"Fight and win what'er the battle be!"—The FAMU Alma Mater
I occasionally share some of the wisdom that I picked up from my father, Charles Hobbs, the first member of my immediate family to graduate from Florida A&M University with a B.S. in Political Science and minor in History in 1963.
But until today, I've never told the story about how Pop was supposed to graduate a year earlier with the Class of '62.
Pop circa 1961 (left) and 1981
Not long after Pop and his football teammates won the 1961 Black College National Championship with a 14-8 win over Jackson State in the Orange Blossom Classic, several of them participated in a civil rights demonstration; when several police officers got too physical with student protesters, my father didn’t turn the other cheek; Pop defended himself by knocking one officer out before being subdued and arrested by several other officers.
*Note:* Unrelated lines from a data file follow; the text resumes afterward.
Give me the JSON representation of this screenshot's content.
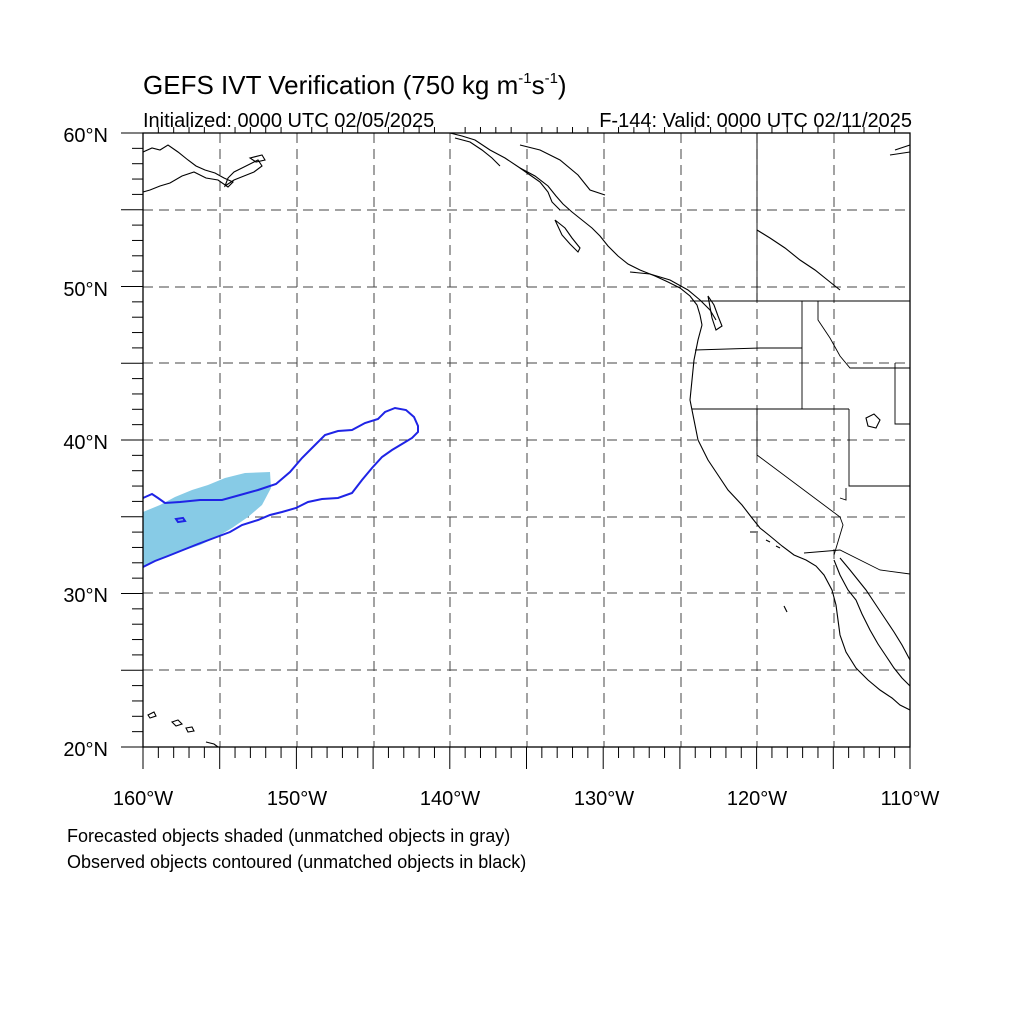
{
  "header": {
    "title_main": "GEFS IVT Verification (750 kg m",
    "title_sup1": "-1",
    "title_mid": "s",
    "title_sup2": "-1",
    "title_end": ")",
    "initialized": "Initialized: 0000 UTC 02/05/2025",
    "valid": "F-144: Valid: 0000 UTC 02/11/2025"
  },
  "map": {
    "lon_range": [
      -160,
      -110
    ],
    "lat_range": [
      20,
      60
    ],
    "lat_labels": [
      "60°N",
      "50°N",
      "40°N",
      "30°N",
      "20°N"
    ],
    "lon_labels": [
      "160°W",
      "150°W",
      "140°W",
      "130°W",
      "120°W",
      "110°W"
    ],
    "colors": {
      "forecast_fill": "#87cbe6",
      "observed_contour": "#1f24e6",
      "coastline": "#000000",
      "grid": "#444444"
    }
  },
  "footer": {
    "line1": "Forecasted objects shaded (unmatched objects in gray)",
    "line2": "Observed objects contoured (unmatched objects in black)"
  }
}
Pop often told me that he had no regrets at the time of defending himself or getting arrested that day, but that he was almost reduced to tears when he stood in Coach Jake Gaither 's office and was told that he had been kicked out of school early in his last semester. Sensing that he may have to move back home to Miami to earn enough money to return to school after losing his football scholarship, God ordered his steps when he was hired by Mr. Ellis Carr to work on campus (where he learned the electrical and painting trades from master electricians/painters), and was fed each day by "Mother" Mariah Whitehurst, who refused to charge him board.
The following Fall, with his football eligibility expired, Pop realized that he had saved enough money to pay his own FAMU tuition, room and board. That same semester he pledged Kappa Alpha Psi, and was named Cadet Colonel in the FAMU ROTC and in the Spring of '63, he graduated, was commissioned a second lieutenant, and signed a free agent contract with the Pittsburgh Steelers! After being cut in training camp, he then reported to infantry school at Fort Benning to begin what would become a 20 year stint in the U.S. Army.
But the first lesson that my father learned and passed on to me as a young man was to to remain "peaceful" during righteous protests—a lesson that I failed my junior year at Morehouse College during the Rodney King riots in Atlanta and failed miserably! Fortunately, I wasn't arrested like some of my Morehouse schoolmates—or my father before me!
The second lesson was that even during life's worst storms, to remember that there are angels unaware who will guide you along the way and his two angels were Mr. Carr and Mrs. Whitehurst. Ironically, when my family moved to Tallahassee in the early 80's, I would become lifelong friends (and later Morehouse Brothers) with Mr. Carr’s grandsons, Richard and Rodney Alan, and his granddaughter, Amy Alan. As for Mrs. Whitehurst, her grandson, the late Christopher Henry, would become one of my very best friends from my first year at Lucy Moten Elementary in 1981, until his last day on Earth in October of '92.
So whenever you see me advocating for any righteous cause, such as the current fight to prevent the MAGA incursion at FAMU, know that "how" I fight will be through intellectual analysis, passionate discourse, my trenchant pen, and by utilizing the courts for legal redress—not my brawn or physical strengths!
Good trouble! Keep up the good fight.
No wonder you are so amazing.. you "got it honest" and I'm very proud to be your friend.